Medical costs are going up; we have to cut our insurance

Some catching up on health care reform progress makes sense as we keep in mind these posts from Beat the Press Dean Baker writes:

Second, the story of massive huge future budget deficits has little to do with aging. It is a story of a broken private health care system. If the United States paid the same amount per person for health care as any other wealthy country we would be looking at huge budget surpluses, not deficits. Of course we can’t lower our costs because of the enormous power of the health care industry.

The big deal in national planning and in recent MA statements by planners, Gov. Patrick, and others is the ‘global payment method’ (of which there are many proposals of programs) to replace fee for service billing. Somehow a global payment system determined by a standard treatment sequence will cut an estimated amount of duplication and excess testing among a list of things. Estimates range from 4% to 14% ‘savings’ through a mechanism jointly approved by the Blue Cross insurers and hospital association is to accomplish this in MA, but no proposals are very concrete from my survey of MA articles. Michael Halasy will hopefully write more on this topic from the inside.
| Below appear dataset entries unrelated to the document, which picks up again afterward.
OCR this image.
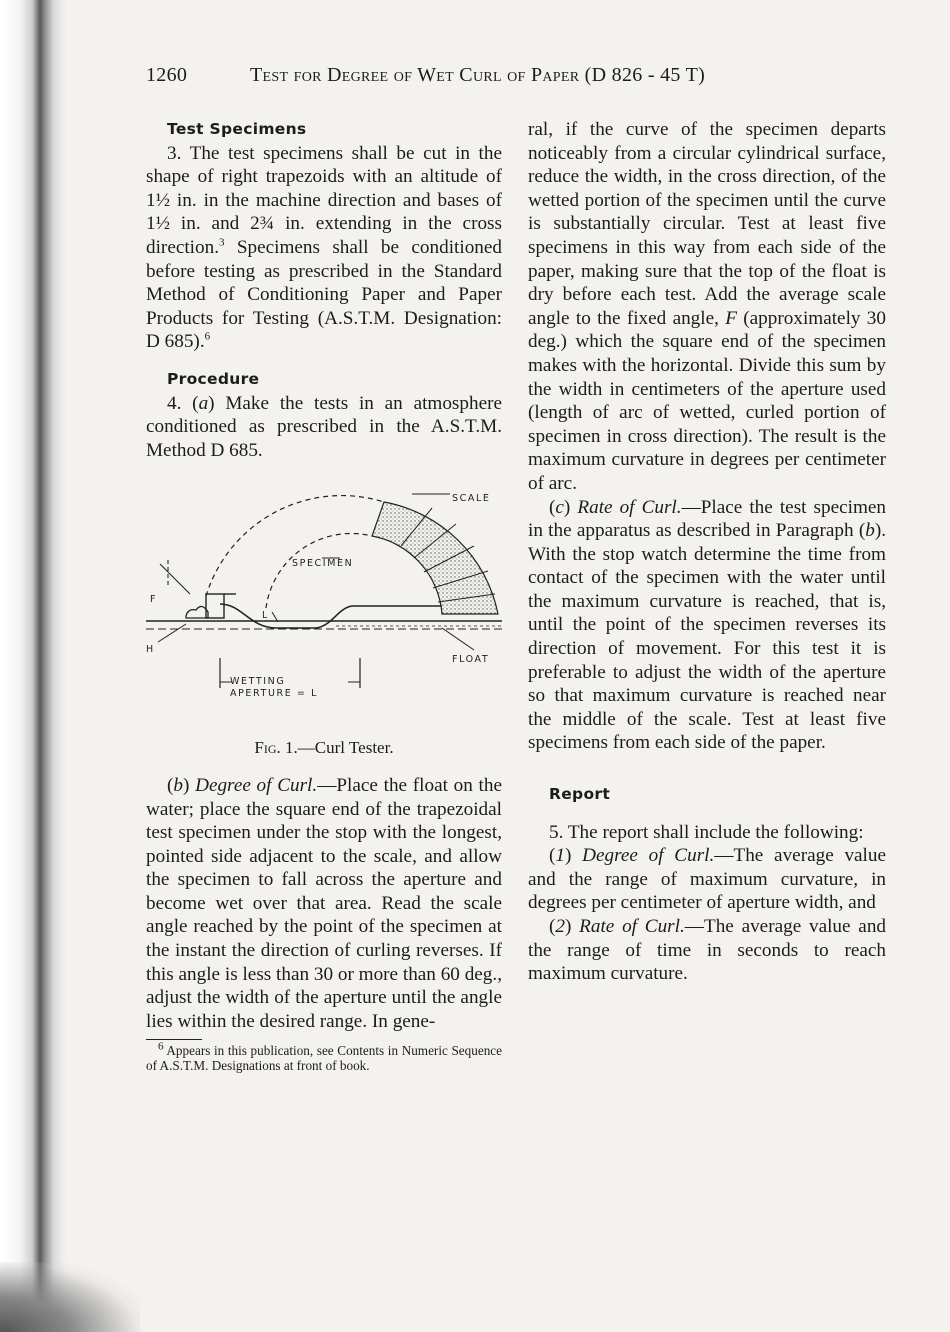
1260	Test for Degree of Wet Curl of Paper (D 826 - 45 T)

Test Specimens

3. The test specimens shall be cut in the shape of right trapezoids with an altitude of 1½ in. in the machine direction and bases of 1½ in. and 2¾ in. extending in the cross direction.$^3$ Specimens shall be conditioned before testing as prescribed in the Standard Method of Conditioning Paper and Paper Products for Testing (A.S.T.M. Designation: D 685).$^6$

Procedure

4. (a) Make the tests in an atmosphere conditioned as prescribed in the A.S.T.M. Method D 685.

SCALE
SPECIMEN
F
H
L
FLOAT
WETTING
APERTURE = L

Fig. 1.—Curl Tester.

(b) Degree of Curl.—Place the float on the water; place the square end of the trapezoidal test specimen under the stop with the longest, pointed side adjacent to the scale, and allow the specimen to fall across the aperture and become wet over that area. Read the scale angle reached by the point of the specimen at the instant the direction of curling reverses. If this angle is less than 30 or more than 60 deg., adjust the width of the aperture until the angle lies within the desired range. In gene-

$^6$ Appears in this publication, see Contents in Numeric Sequence of A.S.T.M. Designations at front of book.

ral, if the curve of the specimen departs noticeably from a circular cylindrical surface, reduce the width, in the cross direction, of the wetted portion of the specimen until the curve is substantially circular. Test at least five specimens in this way from each side of the paper, making sure that the top of the float is dry before each test. Add the average scale angle to the fixed angle, F (approximately 30 deg.) which the square end of the specimen makes with the horizontal. Divide this sum by the width in centimeters of the aperture used (length of arc of wetted, curled portion of specimen in cross direction). The result is the maximum curvature in degrees per centimeter of arc.

(c) Rate of Curl.—Place the test specimen in the apparatus as described in Paragraph (b). With the stop watch determine the time from contact of the specimen with the water until the maximum curvature is reached, that is, until the point of the specimen reverses its direction of movement. For this test it is preferable to adjust the width of the aperture so that maximum curvature is reached near the middle of the scale. Test at least five specimens from each side of the paper.

Report

5. The report shall include the following:

(1) Degree of Curl.—The average value and the range of maximum curvature, in degrees per centimeter of aperture width, and

(2) Rate of Curl.—The average value and the range of time in seconds to reach maximum curvature.
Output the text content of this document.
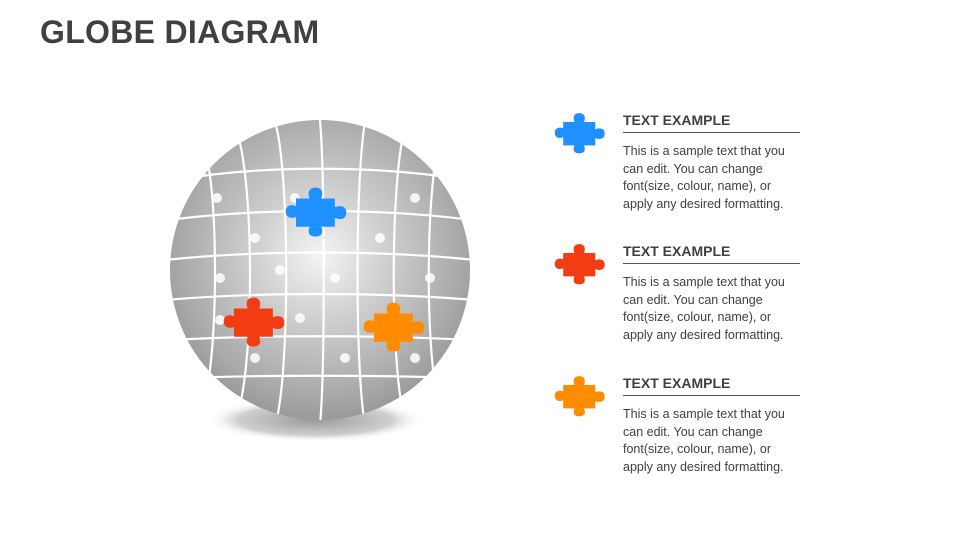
GLOBE DIAGRAM
TEXT EXAMPLE
This is a sample text that you can edit. You can change font(size, colour, name), or apply any desired formatting.
TEXT EXAMPLE
This is a sample text that you can edit. You can change font(size, colour, name), or apply any desired formatting.
TEXT EXAMPLE
This is a sample text that you can edit. You can change font(size, colour, name), or apply any desired formatting.
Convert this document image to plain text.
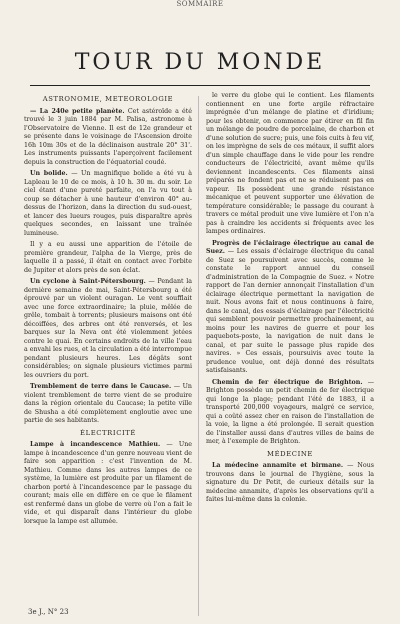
SOMMAIRE
TOUR DU MONDE
ASTRONOMIE, METEOROLOGIE

— La 240e petite planète. Cet astéroïde a été trouvé le 3 juin 1884 par M. Palisa, astronome à l'Observatoire de Vienne. Il est de 12e grandeur et se présente dans le voisinage de l'Ascension droite 16h 10m 30s et de la déclinaison australe 20° 31'. Les instruments puissants l'aperçoivent facilement depuis la construction de l'équatorial coudé.

Un bolide. — Un magnifique bolide a été vu à Lapleau le 10 de ce mois, à 10 h. 30 m. du soir. Le ciel étant d'une pureté parfaite, on l'a vu tout à coup se détacher à une hauteur d'environ 40° au-dessus de l'horizon, dans la direction du sud-ouest, et lancer des lueurs rouges, puis disparaître après quelques secondes, en laissant une traînée lumineuse.

Il y a eu aussi une apparition de l'étoile de première grandeur, l'alpha de la Vierge, près de laquelle il a passé, il était en contact avec l'orbite de Jupiter et alors près de son éclat.

Un cyclone à Saint-Pétersbourg. — Pendant la dernière semaine de mai, Saint-Pétersbourg a été éprouvé par un violent ouragan. Le vent soufflait avec une force extraordinaire; la pluie, mêlée de grêle, tombait à torrents; plusieurs maisons ont été décoiffées, des arbres ont été renversés, et les barques sur la Neva ont été violemment jetées contre le quai. En certains endroits de la ville l'eau a envahi les rues, et la circulation a été interrompue pendant plusieurs heures. Les dégâts sont considérables; on signale plusieurs victimes parmi les ouvriers du port.

Tremblement de terre dans le Caucase. — Un violent tremblement de terre vient de se produire dans la région orientale du Caucase; la petite ville de Shusha a été complètement engloutie avec une partie de ses habitants.

ÉLECTRICITÉ

Lampe à incandescence Mathieu. — Une lampe à incandescence d'un genre nouveau vient de faire son apparition : c'est l'invention de M. Mathieu. Comme dans les autres lampes de ce système, la lumière est produite par un filament de charbon porté à l'incandescence par le passage du courant; mais elle en diffère en ce que le filament est renfermé dans un globe de verre où l'on a fait le vide, et qui disparaît dans l'intérieur du globe lorsque la lampe est allumée.

le verre du globe qui le contient. Les filaments contiennent en une forte argile réfractaire imprégnée d'un mélange de platine et d'iridium; pour les obtenir, on commence par étirer en fil fin un mélange de poudre de porcelaine, de charbon et d'une solution de sucre; puis, une fois cuits à feu vif, on les imprègne de sels de ces métaux, il suffit alors d'un simple chauffage dans le vide pour les rendre conducteurs de l'électricité, avant même qu'ils deviennent incandescents. Ces filaments ainsi préparés ne fondent pas et ne se réduisent pas en vapeur. Ils possèdent une grande résistance mécanique et peuvent supporter une élévation de température considérable; le passage du courant à travers ce métal produit une vive lumière et l'on n'a pas à craindre les accidents si fréquents avec les lampes ordinaires.

Progrès de l'éclairage électrique au canal de Suez. — Les essais d'éclairage électrique du canal de Suez se poursuivent avec succès, comme le constate le rapport annuel du conseil d'administration de la Compagnie de Suez. « Notre rapport de l'an dernier annonçait l'installation d'un éclairage électrique permettant la navigation de nuit. Nous avons fait et nous continuons à faire, dans le canal, des essais d'éclairage par l'électricité qui semblent pouvoir permettre prochainement, au moins pour les navires de guerre et pour les paquebots-poste, la navigation de nuit dans le canal, et par suite le passage plus rapide des navires. » Ces essais, poursuivis avec toute la prudence voulue, ont déjà donné des résultats satisfaisants.

Chemin de fer électrique de Brighton. — Brighton possède un petit chemin de fer électrique qui longe la plage; pendant l'été de 1883, il a transporté 200,000 voyageurs, malgré ce service, qui a coûté assez cher en raison de l'installation de la voie, la ligne a été prolongée. Il serait question de l'installer aussi dans d'autres villes de bains de mer, à l'exemple de Brighton.

MÉDECINE

La médecine annamite et birmane. — Nous trouvons dans le journal de l'hygiène, sous la signature du Dr Petit, de curieux détails sur la médecine annamite, d'après les observations qu'il a faites lui-même dans la colonie.

3e J., N° 23
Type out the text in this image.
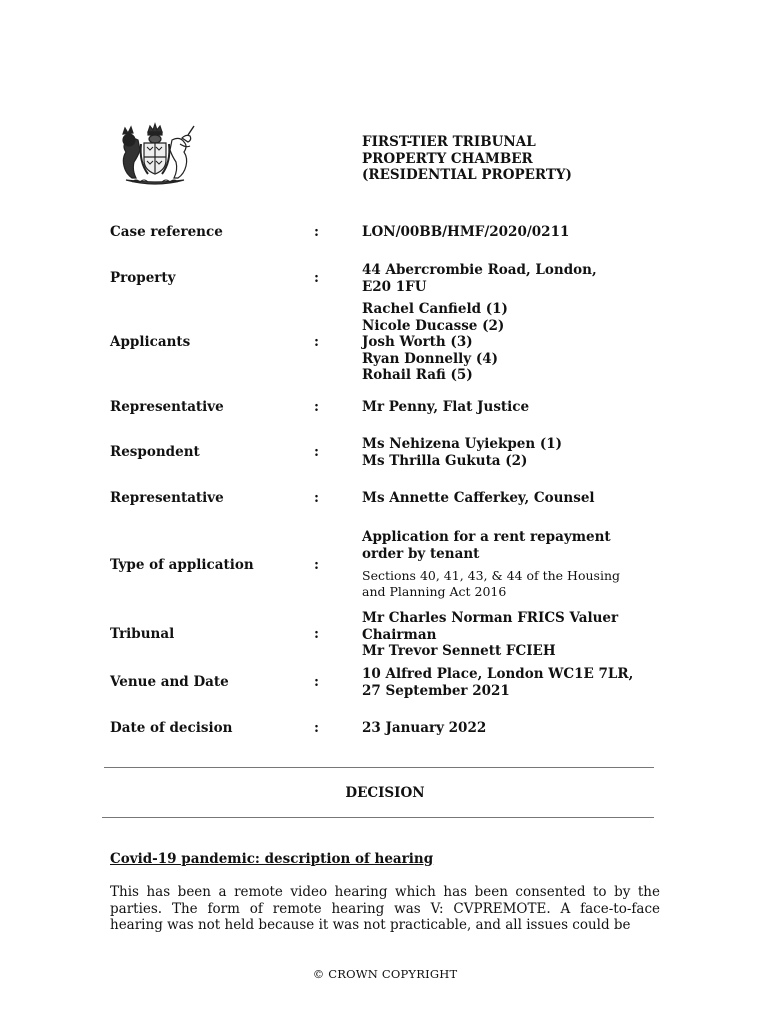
FIRST-TIER TRIBUNAL
PROPERTY CHAMBER
(RESIDENTIAL PROPERTY)
Case reference	:	LON/00BB/HMF/2020/0211
Property	:	44 Abercrombie Road, London,
E20 1FU
Applicants	:
Rachel Canfield (1)
Nicole Ducasse (2)
Josh Worth (3)
Ryan Donnelly (4)
Rohail Rafi (5)
Representative	:	Mr Penny, Flat Justice
Respondent	:	Ms Nehizena Uyiekpen (1)
Ms Thrilla Gukuta (2)
Representative	:	Ms Annette Cafferkey, Counsel
Type of application	:
Application for a rent repayment
order by tenant
Sections 40, 41, 43, & 44 of the Housing
and Planning Act 2016
Tribunal	:
Mr Charles Norman FRICS Valuer
Chairman
Mr Trevor Sennett FCIEH
Venue and Date	:	10 Alfred Place, London WC1E 7LR,
27 September 2021
Date of decision	:	23 January 2022
DECISION
Covid-19 pandemic: description of hearing
This has been a remote video hearing which has been consented to by the parties. The form of remote hearing was V: CVPREMOTE. A face-to-face hearing was not held because it was not practicable, and all issues could be
© CROWN COPYRIGHT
Pay for Performance Summit will happen in March where the many proposals of ‘global payments’ will be discussed among many items.

Lifted from comments on an Angry Bear post:

…the little observed fact that cutting Medicare will not cut your medical costs…just put you in the private market. It seems a little stupid to be running around saying “medical costs are going up; we have to cut our insurance.”

No one is using this model? Vermont will be worth watching.